Erotic Humor

Disorder in the Court
greywolf 17 Reviews 16039 reads
posted

From a book of things actually said in court, taken down word for word by court reporters...who must have found it difficult to stiffle their laughter.

Q. Are you sexually active?
A. No...I just lie there.

Q. What was the first thing your husband said to you when he woke up that morning?
A. He said, "Where am I Cathy?"
Q. And why did that upset you?
A. My name is Susan.

Q. What is your date of birth?
A. July fifteenth.
Q. What year?
A. Every year.

Q. What gear were you in at the moment of impact?
A. Gucci sweats and Reeboks.

Q. This myasthenia gravis..does it affect your memory at all?
A. Yes.
Q. And in what way does it affect your memory?
A. I forget.
Q. You forget. Can you give us an example of something you've forgotten?

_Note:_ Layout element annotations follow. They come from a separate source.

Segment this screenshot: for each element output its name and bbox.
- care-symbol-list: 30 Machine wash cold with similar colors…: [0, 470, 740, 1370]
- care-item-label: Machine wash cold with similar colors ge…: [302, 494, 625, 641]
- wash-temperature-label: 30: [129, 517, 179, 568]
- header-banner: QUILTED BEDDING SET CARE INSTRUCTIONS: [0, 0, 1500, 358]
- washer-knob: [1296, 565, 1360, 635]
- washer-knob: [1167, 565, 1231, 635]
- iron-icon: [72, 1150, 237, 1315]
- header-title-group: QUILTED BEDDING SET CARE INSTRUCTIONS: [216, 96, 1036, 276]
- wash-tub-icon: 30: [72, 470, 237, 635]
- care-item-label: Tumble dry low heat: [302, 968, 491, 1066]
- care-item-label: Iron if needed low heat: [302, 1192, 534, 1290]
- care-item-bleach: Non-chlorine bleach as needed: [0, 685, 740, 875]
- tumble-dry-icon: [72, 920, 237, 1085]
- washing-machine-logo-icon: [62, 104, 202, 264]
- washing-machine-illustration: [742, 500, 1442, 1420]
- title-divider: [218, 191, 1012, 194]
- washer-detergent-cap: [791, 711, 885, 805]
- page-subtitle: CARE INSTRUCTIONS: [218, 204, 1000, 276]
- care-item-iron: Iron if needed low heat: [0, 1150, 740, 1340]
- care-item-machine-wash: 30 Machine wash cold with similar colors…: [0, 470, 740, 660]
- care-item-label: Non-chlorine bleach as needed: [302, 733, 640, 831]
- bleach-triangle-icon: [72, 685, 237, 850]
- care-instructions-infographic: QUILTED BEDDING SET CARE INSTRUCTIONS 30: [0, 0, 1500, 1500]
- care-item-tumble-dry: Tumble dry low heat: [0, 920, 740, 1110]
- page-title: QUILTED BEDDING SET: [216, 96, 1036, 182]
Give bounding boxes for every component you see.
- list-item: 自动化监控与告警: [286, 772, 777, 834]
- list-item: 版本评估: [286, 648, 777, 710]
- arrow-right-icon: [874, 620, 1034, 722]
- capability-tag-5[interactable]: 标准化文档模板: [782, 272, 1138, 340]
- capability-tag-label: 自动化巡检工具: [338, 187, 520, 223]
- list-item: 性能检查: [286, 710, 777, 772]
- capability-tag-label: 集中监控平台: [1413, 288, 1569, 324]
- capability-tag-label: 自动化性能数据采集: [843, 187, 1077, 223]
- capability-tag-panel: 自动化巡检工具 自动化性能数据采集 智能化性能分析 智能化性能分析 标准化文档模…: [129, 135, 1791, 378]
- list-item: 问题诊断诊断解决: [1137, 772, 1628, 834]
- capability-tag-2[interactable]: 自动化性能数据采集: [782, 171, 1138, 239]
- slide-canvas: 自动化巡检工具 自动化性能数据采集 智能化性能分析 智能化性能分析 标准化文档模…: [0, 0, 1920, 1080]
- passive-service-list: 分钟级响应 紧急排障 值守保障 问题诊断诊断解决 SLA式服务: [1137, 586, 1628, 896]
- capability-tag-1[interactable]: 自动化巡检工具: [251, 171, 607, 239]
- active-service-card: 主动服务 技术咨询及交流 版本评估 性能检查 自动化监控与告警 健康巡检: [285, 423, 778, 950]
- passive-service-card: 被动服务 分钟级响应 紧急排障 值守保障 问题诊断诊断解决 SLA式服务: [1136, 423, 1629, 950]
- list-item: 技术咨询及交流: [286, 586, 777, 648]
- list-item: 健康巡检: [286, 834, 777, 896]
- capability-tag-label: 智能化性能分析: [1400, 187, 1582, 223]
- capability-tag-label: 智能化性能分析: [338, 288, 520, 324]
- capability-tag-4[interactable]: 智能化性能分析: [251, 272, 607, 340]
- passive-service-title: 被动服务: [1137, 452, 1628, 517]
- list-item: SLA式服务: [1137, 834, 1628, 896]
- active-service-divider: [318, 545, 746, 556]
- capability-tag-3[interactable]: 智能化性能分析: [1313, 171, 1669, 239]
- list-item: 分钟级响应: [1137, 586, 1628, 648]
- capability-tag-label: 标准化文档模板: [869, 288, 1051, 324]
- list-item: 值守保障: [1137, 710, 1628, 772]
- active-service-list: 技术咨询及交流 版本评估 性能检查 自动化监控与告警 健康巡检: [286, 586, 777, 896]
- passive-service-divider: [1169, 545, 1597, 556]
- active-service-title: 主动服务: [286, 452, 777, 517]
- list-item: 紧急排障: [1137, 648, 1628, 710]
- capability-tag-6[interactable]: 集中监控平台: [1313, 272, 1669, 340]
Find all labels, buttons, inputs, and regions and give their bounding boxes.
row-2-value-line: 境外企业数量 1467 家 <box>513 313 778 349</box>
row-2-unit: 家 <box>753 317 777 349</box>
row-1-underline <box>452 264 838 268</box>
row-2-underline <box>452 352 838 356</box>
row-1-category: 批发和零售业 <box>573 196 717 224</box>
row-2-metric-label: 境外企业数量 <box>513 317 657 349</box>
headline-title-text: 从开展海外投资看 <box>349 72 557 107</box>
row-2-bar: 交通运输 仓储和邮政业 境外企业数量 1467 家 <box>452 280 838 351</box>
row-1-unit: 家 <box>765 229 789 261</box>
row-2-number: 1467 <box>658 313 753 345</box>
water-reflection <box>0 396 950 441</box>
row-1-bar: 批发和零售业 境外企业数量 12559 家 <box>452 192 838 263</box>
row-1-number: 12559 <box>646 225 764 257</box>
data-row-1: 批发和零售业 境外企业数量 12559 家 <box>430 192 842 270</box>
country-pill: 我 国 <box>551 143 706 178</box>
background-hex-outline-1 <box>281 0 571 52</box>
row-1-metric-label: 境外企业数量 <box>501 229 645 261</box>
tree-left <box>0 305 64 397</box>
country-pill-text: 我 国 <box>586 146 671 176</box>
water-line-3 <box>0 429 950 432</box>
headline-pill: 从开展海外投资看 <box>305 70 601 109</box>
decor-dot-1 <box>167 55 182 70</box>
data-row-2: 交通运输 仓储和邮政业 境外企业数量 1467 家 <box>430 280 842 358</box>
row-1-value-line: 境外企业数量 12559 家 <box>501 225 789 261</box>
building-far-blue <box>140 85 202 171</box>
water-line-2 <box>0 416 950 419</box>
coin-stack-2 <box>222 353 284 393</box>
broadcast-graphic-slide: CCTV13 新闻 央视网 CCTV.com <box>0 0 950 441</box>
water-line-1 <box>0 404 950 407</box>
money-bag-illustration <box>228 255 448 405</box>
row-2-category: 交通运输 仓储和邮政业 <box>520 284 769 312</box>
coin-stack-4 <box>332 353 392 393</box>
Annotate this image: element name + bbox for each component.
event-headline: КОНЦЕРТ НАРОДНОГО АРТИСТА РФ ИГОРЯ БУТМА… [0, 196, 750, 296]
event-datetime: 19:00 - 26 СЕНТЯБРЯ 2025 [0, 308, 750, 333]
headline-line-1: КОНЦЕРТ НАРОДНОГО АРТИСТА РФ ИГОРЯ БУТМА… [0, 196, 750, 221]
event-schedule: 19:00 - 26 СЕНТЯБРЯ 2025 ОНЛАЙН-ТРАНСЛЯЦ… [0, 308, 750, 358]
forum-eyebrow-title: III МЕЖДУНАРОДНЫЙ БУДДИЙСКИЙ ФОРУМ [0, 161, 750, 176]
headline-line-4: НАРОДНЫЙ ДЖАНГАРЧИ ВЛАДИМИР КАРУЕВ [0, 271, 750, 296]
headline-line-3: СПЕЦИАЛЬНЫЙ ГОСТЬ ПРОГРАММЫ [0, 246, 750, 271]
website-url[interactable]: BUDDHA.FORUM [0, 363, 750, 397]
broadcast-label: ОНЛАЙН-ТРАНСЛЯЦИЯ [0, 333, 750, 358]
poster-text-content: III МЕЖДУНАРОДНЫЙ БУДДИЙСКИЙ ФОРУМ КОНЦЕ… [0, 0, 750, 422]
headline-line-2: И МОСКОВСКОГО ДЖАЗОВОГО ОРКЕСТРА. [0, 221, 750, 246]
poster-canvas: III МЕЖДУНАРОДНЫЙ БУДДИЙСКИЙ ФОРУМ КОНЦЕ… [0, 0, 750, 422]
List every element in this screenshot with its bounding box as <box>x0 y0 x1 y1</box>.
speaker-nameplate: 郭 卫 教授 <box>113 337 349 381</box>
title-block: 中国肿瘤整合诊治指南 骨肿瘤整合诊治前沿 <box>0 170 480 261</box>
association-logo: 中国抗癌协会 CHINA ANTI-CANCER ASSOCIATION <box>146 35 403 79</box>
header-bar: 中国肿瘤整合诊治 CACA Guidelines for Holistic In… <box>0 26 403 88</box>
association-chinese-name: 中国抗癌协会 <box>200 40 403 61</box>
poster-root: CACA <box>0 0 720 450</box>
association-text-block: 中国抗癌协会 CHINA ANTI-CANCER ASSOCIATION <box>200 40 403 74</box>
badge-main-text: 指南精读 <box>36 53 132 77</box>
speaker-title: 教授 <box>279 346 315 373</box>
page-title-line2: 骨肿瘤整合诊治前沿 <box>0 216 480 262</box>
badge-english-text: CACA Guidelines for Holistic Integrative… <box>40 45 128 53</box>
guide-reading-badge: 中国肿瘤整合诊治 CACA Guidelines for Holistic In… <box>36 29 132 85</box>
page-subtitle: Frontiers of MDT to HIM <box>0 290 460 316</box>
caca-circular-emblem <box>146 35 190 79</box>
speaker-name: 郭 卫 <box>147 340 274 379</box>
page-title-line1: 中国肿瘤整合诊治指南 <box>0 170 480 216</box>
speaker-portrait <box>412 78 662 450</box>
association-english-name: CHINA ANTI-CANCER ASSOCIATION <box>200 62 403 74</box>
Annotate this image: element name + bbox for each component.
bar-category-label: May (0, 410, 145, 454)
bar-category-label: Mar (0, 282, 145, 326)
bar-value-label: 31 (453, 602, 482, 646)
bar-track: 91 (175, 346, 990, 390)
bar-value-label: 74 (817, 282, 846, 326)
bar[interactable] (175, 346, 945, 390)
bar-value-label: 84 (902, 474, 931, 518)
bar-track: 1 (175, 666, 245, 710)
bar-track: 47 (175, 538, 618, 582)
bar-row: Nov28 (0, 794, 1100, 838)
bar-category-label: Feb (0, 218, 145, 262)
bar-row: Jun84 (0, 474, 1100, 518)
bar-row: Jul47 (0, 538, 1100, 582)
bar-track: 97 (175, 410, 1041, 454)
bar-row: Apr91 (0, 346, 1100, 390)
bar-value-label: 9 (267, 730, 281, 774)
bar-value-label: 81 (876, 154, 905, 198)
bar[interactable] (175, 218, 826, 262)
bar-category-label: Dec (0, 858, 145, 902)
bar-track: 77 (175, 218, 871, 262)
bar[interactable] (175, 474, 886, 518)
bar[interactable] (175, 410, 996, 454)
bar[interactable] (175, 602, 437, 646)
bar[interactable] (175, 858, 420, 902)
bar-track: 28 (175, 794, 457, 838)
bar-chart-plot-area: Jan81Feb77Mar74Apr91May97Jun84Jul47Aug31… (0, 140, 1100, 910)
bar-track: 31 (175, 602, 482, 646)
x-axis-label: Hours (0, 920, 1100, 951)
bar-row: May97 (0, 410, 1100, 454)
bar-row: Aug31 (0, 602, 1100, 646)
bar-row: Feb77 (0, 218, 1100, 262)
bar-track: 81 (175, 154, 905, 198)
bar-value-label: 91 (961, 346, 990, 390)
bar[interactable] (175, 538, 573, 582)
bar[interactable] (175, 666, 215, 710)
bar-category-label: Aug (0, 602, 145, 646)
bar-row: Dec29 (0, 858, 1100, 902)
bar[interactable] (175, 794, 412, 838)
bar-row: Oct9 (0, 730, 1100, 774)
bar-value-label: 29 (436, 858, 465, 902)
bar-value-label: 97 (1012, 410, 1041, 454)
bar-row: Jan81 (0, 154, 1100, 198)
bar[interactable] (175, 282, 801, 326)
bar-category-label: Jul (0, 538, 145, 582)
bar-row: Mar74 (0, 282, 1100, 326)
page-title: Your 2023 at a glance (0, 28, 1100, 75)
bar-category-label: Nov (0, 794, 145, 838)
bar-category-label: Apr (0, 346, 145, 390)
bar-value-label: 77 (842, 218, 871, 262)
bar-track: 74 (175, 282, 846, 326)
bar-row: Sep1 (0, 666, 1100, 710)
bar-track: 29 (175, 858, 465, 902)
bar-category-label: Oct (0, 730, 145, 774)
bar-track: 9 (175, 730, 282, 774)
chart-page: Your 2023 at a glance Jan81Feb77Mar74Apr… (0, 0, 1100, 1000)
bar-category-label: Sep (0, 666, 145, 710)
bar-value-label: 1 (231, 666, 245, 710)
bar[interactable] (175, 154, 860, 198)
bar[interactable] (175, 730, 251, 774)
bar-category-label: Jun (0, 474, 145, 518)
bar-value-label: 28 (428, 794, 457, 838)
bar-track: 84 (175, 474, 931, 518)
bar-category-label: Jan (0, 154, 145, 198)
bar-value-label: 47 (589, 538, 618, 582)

Q. How old is your son..the one living with you?
A. Thirty-eight or thirty-five, I can' remember which.
Q. How long has he lived with you?
A. Forty-five years.

Q. Now doctor, isn't it true that when a person dies in his sleep
he doesn't know about it until the next morning?

Q. So the date of conception (of the baby) was August 8th?
A. Yes.
Q. An what were you doing at the time?